Haresh K P, Benson Rony, Mallick Supriya, Gupta Subhash, Sharma Dayanand, Pandey Rambha, Julka Pramod Kumar, Rath Goura Kishor
Department of Radiation Oncology, All India Institute of Medical Sciences, New Delhi, India.
Department of Radiation Oncology, All India Institute of Medical Sciences, New Delhi, India.
Clin Colorectal Cancer. 2016 Jun;15(2):e23-8. doi: 10.1016/j.clcc.2015.12.009. Epub 2015 Dec 29.

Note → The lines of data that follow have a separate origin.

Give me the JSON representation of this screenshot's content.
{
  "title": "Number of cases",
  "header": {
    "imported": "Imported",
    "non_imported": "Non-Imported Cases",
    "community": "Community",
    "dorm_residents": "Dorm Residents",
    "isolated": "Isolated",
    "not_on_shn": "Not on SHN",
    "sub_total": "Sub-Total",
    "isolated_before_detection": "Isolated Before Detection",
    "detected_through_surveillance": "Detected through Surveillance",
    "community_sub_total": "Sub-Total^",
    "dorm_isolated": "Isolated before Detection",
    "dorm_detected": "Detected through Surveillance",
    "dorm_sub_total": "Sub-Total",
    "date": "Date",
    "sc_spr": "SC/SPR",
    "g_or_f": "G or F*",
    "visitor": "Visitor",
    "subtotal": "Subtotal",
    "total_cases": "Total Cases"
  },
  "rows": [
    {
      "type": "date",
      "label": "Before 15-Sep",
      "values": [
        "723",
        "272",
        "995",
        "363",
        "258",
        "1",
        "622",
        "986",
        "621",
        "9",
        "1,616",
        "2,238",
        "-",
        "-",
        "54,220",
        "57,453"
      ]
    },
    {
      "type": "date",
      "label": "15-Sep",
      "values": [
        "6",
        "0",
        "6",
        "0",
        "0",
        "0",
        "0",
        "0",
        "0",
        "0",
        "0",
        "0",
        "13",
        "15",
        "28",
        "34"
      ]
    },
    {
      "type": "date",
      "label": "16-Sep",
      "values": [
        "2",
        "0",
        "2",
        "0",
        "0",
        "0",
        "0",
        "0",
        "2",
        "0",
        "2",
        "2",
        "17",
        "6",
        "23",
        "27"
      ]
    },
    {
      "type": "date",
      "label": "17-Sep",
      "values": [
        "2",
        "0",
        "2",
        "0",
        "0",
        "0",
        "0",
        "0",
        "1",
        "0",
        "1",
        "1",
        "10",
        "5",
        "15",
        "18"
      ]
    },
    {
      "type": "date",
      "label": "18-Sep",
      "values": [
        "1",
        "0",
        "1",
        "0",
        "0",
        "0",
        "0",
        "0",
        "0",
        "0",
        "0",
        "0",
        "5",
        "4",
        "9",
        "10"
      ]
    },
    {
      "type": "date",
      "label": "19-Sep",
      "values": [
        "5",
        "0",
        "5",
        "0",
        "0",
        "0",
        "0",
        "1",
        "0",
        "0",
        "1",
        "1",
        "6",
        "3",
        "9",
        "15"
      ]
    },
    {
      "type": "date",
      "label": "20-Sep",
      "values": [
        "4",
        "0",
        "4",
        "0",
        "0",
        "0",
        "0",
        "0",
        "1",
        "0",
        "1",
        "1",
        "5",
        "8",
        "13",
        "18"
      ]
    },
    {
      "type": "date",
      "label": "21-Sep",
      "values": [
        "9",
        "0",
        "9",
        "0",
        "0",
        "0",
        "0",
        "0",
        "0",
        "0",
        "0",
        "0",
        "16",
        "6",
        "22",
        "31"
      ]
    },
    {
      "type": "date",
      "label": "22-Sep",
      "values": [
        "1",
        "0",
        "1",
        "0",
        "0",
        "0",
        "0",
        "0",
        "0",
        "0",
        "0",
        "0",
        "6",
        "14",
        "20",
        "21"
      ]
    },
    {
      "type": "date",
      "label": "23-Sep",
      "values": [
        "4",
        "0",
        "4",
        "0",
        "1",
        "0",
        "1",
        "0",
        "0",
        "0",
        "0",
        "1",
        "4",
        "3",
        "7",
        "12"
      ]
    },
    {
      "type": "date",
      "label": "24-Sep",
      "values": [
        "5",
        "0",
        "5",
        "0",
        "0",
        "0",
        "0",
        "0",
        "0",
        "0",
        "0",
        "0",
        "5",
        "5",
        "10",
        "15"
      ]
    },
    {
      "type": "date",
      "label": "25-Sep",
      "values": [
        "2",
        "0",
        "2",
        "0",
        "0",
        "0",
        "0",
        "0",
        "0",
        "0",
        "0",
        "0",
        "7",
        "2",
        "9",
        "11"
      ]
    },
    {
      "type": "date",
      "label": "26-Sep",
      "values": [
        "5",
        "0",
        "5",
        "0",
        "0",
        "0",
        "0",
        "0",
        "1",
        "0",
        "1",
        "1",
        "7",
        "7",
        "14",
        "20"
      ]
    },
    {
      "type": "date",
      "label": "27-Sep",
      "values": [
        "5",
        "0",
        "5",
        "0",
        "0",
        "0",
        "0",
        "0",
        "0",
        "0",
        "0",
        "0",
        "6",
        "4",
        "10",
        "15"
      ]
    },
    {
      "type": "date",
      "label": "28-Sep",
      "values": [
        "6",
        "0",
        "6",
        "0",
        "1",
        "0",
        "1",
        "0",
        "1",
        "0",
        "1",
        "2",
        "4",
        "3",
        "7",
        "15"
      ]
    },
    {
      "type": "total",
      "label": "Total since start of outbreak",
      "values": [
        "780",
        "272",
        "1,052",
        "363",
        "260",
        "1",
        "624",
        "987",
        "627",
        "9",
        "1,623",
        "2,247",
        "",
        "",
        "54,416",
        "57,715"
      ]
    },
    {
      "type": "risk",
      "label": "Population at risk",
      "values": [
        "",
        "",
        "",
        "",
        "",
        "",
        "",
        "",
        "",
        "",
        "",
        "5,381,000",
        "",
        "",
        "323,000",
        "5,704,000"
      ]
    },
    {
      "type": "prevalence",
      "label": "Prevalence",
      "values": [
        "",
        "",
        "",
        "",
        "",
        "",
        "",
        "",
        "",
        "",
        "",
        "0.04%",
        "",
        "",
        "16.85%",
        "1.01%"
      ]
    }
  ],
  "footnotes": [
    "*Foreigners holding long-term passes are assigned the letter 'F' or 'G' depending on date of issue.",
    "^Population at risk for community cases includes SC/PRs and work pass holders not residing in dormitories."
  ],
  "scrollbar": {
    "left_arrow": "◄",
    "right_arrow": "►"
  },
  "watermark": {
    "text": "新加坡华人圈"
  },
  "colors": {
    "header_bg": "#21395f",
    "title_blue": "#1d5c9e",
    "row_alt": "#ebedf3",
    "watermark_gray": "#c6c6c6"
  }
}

Carcinoma of the rectum is the fourth most common cancer in the world. The peak age of diagnosis is around the seventh decade. Rectal cancer presenting in those < 35 years old are very peculiar in that they present with adverse histologic features and more advanced stage compared with rectal cancer presenting in older patients.
We retrospectively evaluated the patient records of young patients with rectal cancer (aged < 35 years) treated in our unit at the All India Institute from 2007 to 2013.

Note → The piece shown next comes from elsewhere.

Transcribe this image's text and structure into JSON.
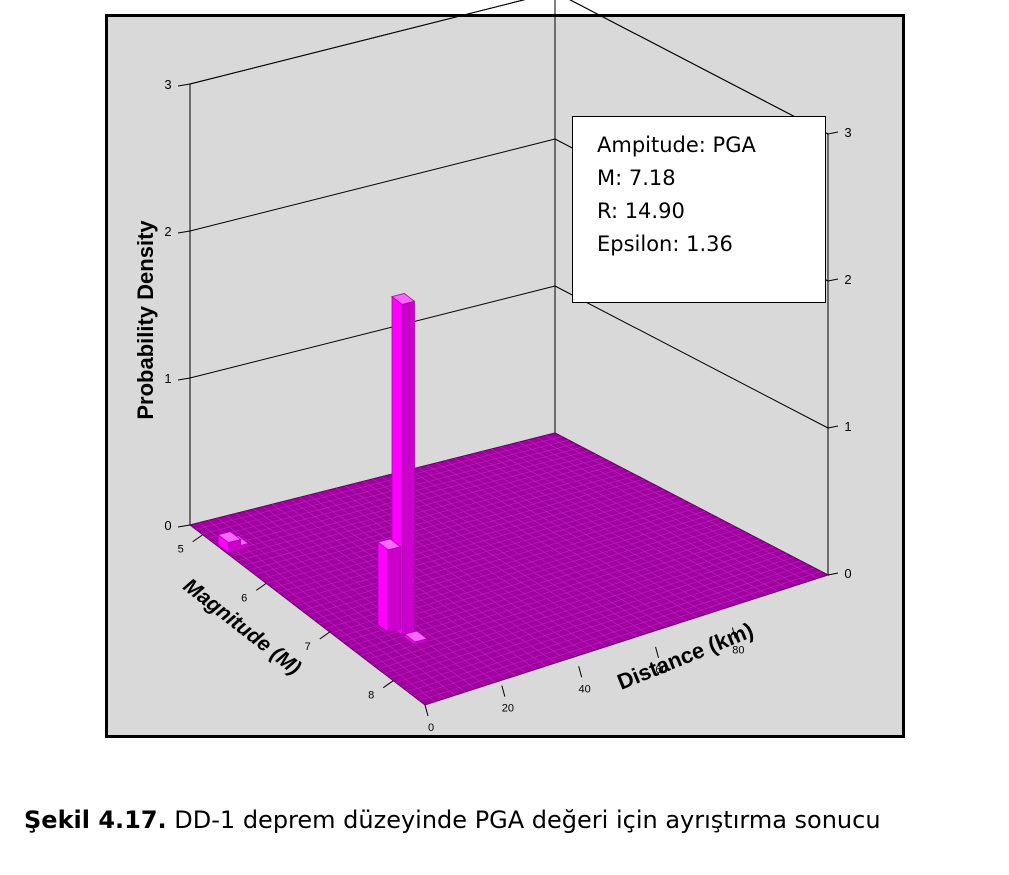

A total of 60 young patients with rectal cancer were registered in our unit during the study period. A family history of cancer was present in 3 patients. The median age at presentation was 27.5 years (range, 15-34 years). The male-to-female ratio was 1.5:1. Of the 60 patients, 52 (86.6%) presented with advanced-stage disease (stage III and IV). Mucinous, signet, papillary, and other poor-risk histologic features were seen in 33 patients (55%). The treatment intention was radical for 50 patients (83.3%). The median follow-up period was 7.3 months. Eighteen patients had documented disease progression. Distant metastasis was the most common type of failure, seen in 14 of 18 patients (77%). The median progression-free survival (PFS) was 1.4 years. The 1- and 3-year PFS rates were 66.5% and 42.0%, respectively. On univariate analysis, the Karnofsky performance status and histologic type were significant prognostic factors for PFS.

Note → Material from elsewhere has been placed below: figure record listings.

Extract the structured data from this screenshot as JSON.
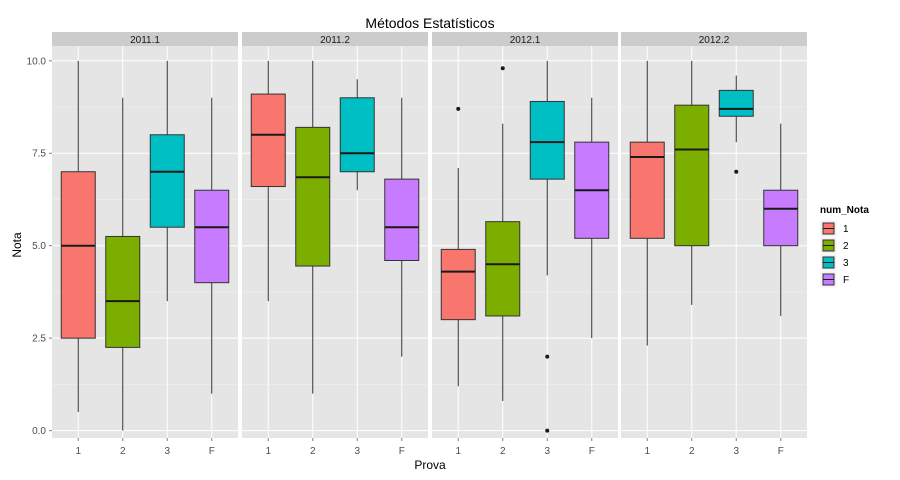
{
  "chart_data": {
    "type": "boxplot",
    "title": "Métodos Estatísticos",
    "xlabel": "Prova",
    "ylabel": "Nota",
    "ylim": [
      -0.2,
      10.4
    ],
    "y_ticks": [
      "0.0",
      "2.5",
      "5.0",
      "7.5",
      "10.0"
    ],
    "y_tick_values": [
      0,
      2.5,
      5,
      7.5,
      10
    ],
    "categories": [
      "1",
      "2",
      "3",
      "F"
    ],
    "legend": {
      "title": "num_Nota",
      "position": "right",
      "entries": [
        "1",
        "2",
        "3",
        "F"
      ]
    },
    "colors": {
      "1": "#f8766d",
      "2": "#7cae00",
      "3": "#00bfc4",
      "F": "#c77cff",
      "panel_bg": "#e5e5e5",
      "grid": "#ffffff",
      "strip_bg": "#cccccc"
    },
    "grid": true,
    "panels": [
      {
        "label": "2011.1",
        "boxes": [
          {
            "category": "1",
            "min": 0.5,
            "q1": 2.5,
            "median": 5.0,
            "q3": 7.0,
            "max": 10.0,
            "outliers": []
          },
          {
            "category": "2",
            "min": 0.0,
            "q1": 2.25,
            "median": 3.5,
            "q3": 5.25,
            "max": 9.0,
            "outliers": []
          },
          {
            "category": "3",
            "min": 3.5,
            "q1": 5.5,
            "median": 7.0,
            "q3": 8.0,
            "max": 10.0,
            "outliers": []
          },
          {
            "category": "F",
            "min": 1.0,
            "q1": 4.0,
            "median": 5.5,
            "q3": 6.5,
            "max": 9.0,
            "outliers": []
          }
        ]
      },
      {
        "label": "2011.2",
        "boxes": [
          {
            "category": "1",
            "min": 3.5,
            "q1": 6.6,
            "median": 8.0,
            "q3": 9.1,
            "max": 10.0,
            "outliers": []
          },
          {
            "category": "2",
            "min": 1.0,
            "q1": 4.45,
            "median": 6.85,
            "q3": 8.2,
            "max": 10.0,
            "outliers": []
          },
          {
            "category": "3",
            "min": 6.5,
            "q1": 7.0,
            "median": 7.5,
            "q3": 9.0,
            "max": 9.5,
            "outliers": []
          },
          {
            "category": "F",
            "min": 2.0,
            "q1": 4.6,
            "median": 5.5,
            "q3": 6.8,
            "max": 9.0,
            "outliers": []
          }
        ]
      },
      {
        "label": "2012.1",
        "boxes": [
          {
            "category": "1",
            "min": 1.2,
            "q1": 3.0,
            "median": 4.3,
            "q3": 4.9,
            "max": 7.1,
            "outliers": [
              8.7
            ]
          },
          {
            "category": "2",
            "min": 0.8,
            "q1": 3.1,
            "median": 4.5,
            "q3": 5.65,
            "max": 8.3,
            "outliers": [
              9.8
            ]
          },
          {
            "category": "3",
            "min": 4.2,
            "q1": 6.8,
            "median": 7.8,
            "q3": 8.9,
            "max": 10.0,
            "outliers": [
              2.0,
              0.0
            ]
          },
          {
            "category": "F",
            "min": 2.5,
            "q1": 5.2,
            "median": 6.5,
            "q3": 7.8,
            "max": 9.0,
            "outliers": []
          }
        ]
      },
      {
        "label": "2012.2",
        "boxes": [
          {
            "category": "1",
            "min": 2.3,
            "q1": 5.2,
            "median": 7.4,
            "q3": 7.8,
            "max": 10.0,
            "outliers": []
          },
          {
            "category": "2",
            "min": 3.4,
            "q1": 5.0,
            "median": 7.6,
            "q3": 8.8,
            "max": 10.0,
            "outliers": []
          },
          {
            "category": "3",
            "min": 7.8,
            "q1": 8.5,
            "median": 8.7,
            "q3": 9.2,
            "max": 9.6,
            "outliers": [
              7.0
            ]
          },
          {
            "category": "F",
            "min": 3.1,
            "q1": 5.0,
            "median": 6.0,
            "q3": 6.5,
            "max": 8.3,
            "outliers": []
          }
        ]
      }
    ]
  }
}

A greater proportion of poor histologic subtypes was found among young patients with rectal cancer. The high incidence of poor histologic subtypes confers a poor prognosis in these patients.
直肠癌是全球第四大常见癌症。诊断的高峰年龄在七十岁左右。35岁以下的直肠癌患者非常特殊,因为与老年患者的直肠癌相比,他们具有不良的组织学特征且分期更晚。
我们回顾性评估了2007年至2013年在全印度研究所我们科室接受治疗的年轻直肠癌患者(年龄<35岁)的病历。
在研究期间,我们科室共登记了60例年轻直肠癌患者。3例患者有癌症家族史。就诊时的中位年龄为27.5岁(范围15 - 34岁)。男女比例为1.5:1。60例患者中,52例(86.6%)表现为晚期疾病(III期和IV期)。33例患者(55%)出现黏液性、印戒样、乳头状和其他预后不良的组织学特征。50例患者(83.3%)的治疗意向为根治性。中位随访期为7.3个月。18例患者记录有疾病进展。远处转移是最常见的失败类型,18例患者中有14例(77%)出现。中位无进展生存期(PFS)为1.4年。1年和3年的PFS率分别为66.5%和42.0%。单因素分析显示,卡诺夫斯基功能状态和组织学类型是PFS的重要预后因素。
年轻直肠癌患者中不良组织学亚型的比例更高。不良组织学亚型的高发生率使这些患者预后不良。